室内機の風の吹き出し口付近にある青く丸いものが「くらしカメラ ツイン」
くらしカメラ単体。従来は画像カメラのみだったが、新製品では温度カメラも加わった
くらしカメラが1つだけだった、従来モデルとの冷房運転(設定26℃)の比較。人の周囲の温度は設定どおりの26℃となり、消費電力の無駄を省いた運転ができるようになった
従来モデルでは、設定温度の26℃に対し、人の周囲温度が25℃とやや冷えすぎだが、新製品では26℃となっている

 さらに、室内機から在室者までの距離を測り、人の居場所に応じて風量を自動で調節する機能も備えている。

 このほか、部屋の間取りを検知するセンシング機能も搭載する。部屋の形や間仕切りの開閉を検知することで、風向きを自動で調節する。例えばリビングと隣室が二間続きとなっている場合、間仕切りを閉じている際はリビングに合わせて、間仕切りが開いているときはリビングと隣室の二間を空調するように、左右にスイングして送風する。

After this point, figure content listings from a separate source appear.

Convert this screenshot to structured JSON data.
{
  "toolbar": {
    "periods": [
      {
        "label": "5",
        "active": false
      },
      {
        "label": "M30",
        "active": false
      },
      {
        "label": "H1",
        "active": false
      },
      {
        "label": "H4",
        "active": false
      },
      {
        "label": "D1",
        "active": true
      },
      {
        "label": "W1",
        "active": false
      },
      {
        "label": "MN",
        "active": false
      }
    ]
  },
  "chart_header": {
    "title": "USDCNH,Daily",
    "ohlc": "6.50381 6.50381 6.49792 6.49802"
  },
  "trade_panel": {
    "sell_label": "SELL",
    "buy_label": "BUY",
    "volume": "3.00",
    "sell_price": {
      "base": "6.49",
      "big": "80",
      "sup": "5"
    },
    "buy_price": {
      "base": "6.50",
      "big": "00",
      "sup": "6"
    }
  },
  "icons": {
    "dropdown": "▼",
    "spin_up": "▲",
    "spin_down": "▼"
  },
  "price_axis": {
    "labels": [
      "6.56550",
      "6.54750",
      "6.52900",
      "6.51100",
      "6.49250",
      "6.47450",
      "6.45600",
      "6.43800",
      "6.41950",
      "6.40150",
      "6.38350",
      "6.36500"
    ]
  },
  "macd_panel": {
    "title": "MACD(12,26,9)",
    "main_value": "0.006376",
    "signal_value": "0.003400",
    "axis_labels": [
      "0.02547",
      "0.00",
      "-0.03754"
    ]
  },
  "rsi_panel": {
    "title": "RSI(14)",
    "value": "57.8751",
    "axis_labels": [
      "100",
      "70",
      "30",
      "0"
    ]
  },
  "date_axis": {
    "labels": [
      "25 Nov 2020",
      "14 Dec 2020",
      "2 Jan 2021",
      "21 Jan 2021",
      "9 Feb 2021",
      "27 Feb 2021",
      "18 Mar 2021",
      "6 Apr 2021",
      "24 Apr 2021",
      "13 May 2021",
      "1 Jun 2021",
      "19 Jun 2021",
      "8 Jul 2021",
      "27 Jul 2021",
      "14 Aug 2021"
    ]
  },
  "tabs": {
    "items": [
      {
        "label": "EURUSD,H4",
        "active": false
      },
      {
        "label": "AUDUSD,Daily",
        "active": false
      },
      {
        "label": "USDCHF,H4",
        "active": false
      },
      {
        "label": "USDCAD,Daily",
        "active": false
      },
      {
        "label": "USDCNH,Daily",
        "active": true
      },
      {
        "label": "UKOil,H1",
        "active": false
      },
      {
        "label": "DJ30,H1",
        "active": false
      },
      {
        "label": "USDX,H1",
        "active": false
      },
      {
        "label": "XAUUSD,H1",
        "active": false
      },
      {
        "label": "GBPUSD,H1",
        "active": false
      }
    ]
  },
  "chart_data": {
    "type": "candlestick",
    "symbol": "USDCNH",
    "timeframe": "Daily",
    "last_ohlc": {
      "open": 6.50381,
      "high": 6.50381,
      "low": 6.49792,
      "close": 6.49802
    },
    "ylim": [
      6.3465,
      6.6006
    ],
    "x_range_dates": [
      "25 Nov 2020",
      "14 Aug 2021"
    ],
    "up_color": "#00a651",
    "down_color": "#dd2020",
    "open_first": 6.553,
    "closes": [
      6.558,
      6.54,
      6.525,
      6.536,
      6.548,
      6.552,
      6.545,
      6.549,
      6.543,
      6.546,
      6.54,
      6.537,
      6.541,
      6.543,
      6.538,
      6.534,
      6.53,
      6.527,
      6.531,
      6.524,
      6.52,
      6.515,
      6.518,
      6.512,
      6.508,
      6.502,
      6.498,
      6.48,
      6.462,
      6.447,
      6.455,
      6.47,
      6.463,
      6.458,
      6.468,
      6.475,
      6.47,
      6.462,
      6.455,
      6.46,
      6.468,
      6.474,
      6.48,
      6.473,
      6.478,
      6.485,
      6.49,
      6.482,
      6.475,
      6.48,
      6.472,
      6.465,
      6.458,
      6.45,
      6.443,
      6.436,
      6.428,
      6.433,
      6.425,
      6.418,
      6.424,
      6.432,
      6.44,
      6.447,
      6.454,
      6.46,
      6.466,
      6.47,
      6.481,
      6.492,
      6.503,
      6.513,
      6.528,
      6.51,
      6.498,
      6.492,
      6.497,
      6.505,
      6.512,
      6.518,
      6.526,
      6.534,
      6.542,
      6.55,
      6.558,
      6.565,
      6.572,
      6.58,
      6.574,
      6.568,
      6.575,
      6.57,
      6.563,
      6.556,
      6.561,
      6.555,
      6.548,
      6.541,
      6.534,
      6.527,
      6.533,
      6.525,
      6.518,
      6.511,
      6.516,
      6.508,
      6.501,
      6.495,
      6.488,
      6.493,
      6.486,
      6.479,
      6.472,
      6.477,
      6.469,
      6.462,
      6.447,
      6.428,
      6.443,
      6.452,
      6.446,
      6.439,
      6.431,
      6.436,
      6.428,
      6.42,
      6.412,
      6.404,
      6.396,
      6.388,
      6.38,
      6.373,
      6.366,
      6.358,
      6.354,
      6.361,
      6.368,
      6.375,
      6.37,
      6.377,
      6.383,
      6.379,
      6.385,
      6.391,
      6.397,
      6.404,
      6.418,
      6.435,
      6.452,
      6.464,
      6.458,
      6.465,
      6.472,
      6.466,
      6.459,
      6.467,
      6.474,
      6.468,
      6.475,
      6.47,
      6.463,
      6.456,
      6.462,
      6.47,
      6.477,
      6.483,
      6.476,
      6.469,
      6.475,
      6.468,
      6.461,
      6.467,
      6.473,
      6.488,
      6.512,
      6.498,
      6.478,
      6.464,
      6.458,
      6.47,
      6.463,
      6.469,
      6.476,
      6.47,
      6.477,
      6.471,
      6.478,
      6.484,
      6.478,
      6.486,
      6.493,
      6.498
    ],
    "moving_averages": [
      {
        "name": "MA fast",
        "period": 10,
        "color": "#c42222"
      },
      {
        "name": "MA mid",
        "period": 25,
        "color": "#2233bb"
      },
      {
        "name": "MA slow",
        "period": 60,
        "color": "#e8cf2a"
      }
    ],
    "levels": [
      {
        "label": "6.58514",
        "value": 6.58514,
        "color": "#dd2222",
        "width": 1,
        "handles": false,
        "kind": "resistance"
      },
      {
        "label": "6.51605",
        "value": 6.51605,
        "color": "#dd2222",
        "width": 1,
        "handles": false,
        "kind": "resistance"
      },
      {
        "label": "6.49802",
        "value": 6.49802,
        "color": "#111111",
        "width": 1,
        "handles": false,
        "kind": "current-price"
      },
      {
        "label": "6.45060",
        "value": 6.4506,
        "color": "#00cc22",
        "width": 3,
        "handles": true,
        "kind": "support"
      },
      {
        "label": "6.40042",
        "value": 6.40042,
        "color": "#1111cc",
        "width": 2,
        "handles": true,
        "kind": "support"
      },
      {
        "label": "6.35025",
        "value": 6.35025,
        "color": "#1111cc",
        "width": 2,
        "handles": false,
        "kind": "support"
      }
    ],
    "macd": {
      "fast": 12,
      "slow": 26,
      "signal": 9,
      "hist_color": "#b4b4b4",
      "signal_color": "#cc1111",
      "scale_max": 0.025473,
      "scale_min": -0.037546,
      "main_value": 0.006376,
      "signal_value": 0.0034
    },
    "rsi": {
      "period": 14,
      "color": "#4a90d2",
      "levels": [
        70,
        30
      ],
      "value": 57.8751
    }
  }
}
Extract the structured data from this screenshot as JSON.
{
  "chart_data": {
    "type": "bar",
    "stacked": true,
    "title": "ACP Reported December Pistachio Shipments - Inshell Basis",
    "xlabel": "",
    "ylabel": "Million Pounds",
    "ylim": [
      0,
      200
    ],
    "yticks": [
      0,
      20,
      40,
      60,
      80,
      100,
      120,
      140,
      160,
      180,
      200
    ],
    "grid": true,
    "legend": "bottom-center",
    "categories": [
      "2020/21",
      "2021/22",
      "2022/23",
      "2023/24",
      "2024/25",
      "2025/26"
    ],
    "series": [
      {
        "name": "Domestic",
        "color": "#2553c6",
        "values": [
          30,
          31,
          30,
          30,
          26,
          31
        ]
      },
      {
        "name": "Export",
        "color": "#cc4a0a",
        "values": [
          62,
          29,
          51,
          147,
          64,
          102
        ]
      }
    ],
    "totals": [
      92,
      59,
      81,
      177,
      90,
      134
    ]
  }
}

 この間取りのセンシング技術は、日立製作所 中央研究所の画像処理技術を利用したという。

在室者とエアコンの間の距離を測定し、それに合わせた運転もできる。たとえばキッチンで炊事をする人にも気流が届けられるという。
鍋料理中に暖房運転を抑えるといった運転もできるという
間仕切りの開閉を検知し、それに応じた運転もできる
エアコンが付いているA室と、エアコンが付いておらず、A室との間にカーテンが敷かれているB室を空調する例も紹介された
カーテンが閉まっている際は、風を左右にスイングさせながら、部屋全体に風を送る
カーテンが開いた場合、B室に向かう風を送る時間が長くなる
間取りのサーチ機能をON/OFFにした場合の暖房効果の比較。OFFの場合は、ほとんど暖房効果はないが、ONの場合は、設定温度に向かって室温がだんだんと伸びている
サーモグラフィーで見た、間取りサーチ機能のON/OFFによる暖房効果の違い。ONの場合、B室まで熱が届いている

2枚のフラップもステンレス。足元を床暖房のように暖める機能も

 室内機の内部には、除菌効果があるステンレスを、従来モデルから引き続き採用。今回は新たに、風の吹き出し口の2枚のフラップ(翼)にも、ステンレスを採り入れた。

日立のエアコンは、室内機の内部に除菌効果のあるステンレスを採用している点が特徴
新製品では、風の吹き出し口の2枚のフラップにステンレスを採り入れた

 暖房機能では、足元を床暖房のように暖める「ゆか暖 30」モードを搭載。暖房運転中に「温風プラス」ボタンと「くらし気流」ボタンを押すことで運転を開始し、在室者の足元を中心に、足元を約30℃で暖める。このほか、約55℃の高温風を30分間送る「温風プラス」、約30秒という早さで温風を吹き出す「すぐ暖房 30」も用意される。

足元を床暖房のように暖める「ゆか暖 30」モードを搭載
「ゆか暖 30」がOFFの場合は、床の温度は30℃未満
ONにすると、30℃以上まで暖かくなった

冷媒は地球温暖化係数を抑えた「R32」を採用

冷媒には地球温暖化係数が少ない新冷媒「R32」を採用。コンプレッサーもR32の特性に合わせている

 冷媒には、従来の冷媒「R410A」に比べて、地球温暖化係数を約1/3に抑えた新冷媒「R32」を採用。コンプレッサーはR32の特性に合わせた設計とすることで、冷媒の漏れによる損失を低減している。

 熱交換器では、直径5mmの細い伝熱管を高密度に実装し、さらに配置の最適化により、風の流れを損なわない構造としている。これにより、伝熱性と通風抵抗の低減が両立されているという。またファンには、直径115mmの「ビッグ&ウェーブファン」を採用することで、送風効率を約12%向上し、運転音も抑えている。

熱交換器は、直径5mmの細い伝熱管を高密度に実装した
ファンは送風効率の高い、直径115mmの「ビッグ&ウェーブファン」を採用
リモコンは細長くスリム

 本体サイズは、室内機が798×329×295mm(幅×奥行き×高さ)。室外機は、100V電源用が750×288×570mm(同)、200V電源用が799×299×629mm(同)。室内機のカラーはクリアホワイト。

 なお、26畳向けの「RAS-Z80D2」のみ、発売日が2014年3月中旬となる。店頭予想価格は現在のところ未定。

日立のエアコンは、高級クラスではトップシェア

日立アプライアンス 常務取締役の飯塚愼一 空調事業部長

 発表会に登壇した、日立アプライアンス 常務取締役の飯塚愼一 空調事業部長は、今夏の同社のエアコンについて「非常に猛暑で、対前年で大きく数字を伸ばした」と、好調だったことをアピール。特に高級クラスのエアコンは年々右肩上がりでシェアを伸ばしており、27~28%前後のシェアがあるという。飯塚氏はつづけて「新製品は、さらにその上をいく」と自信を見せた。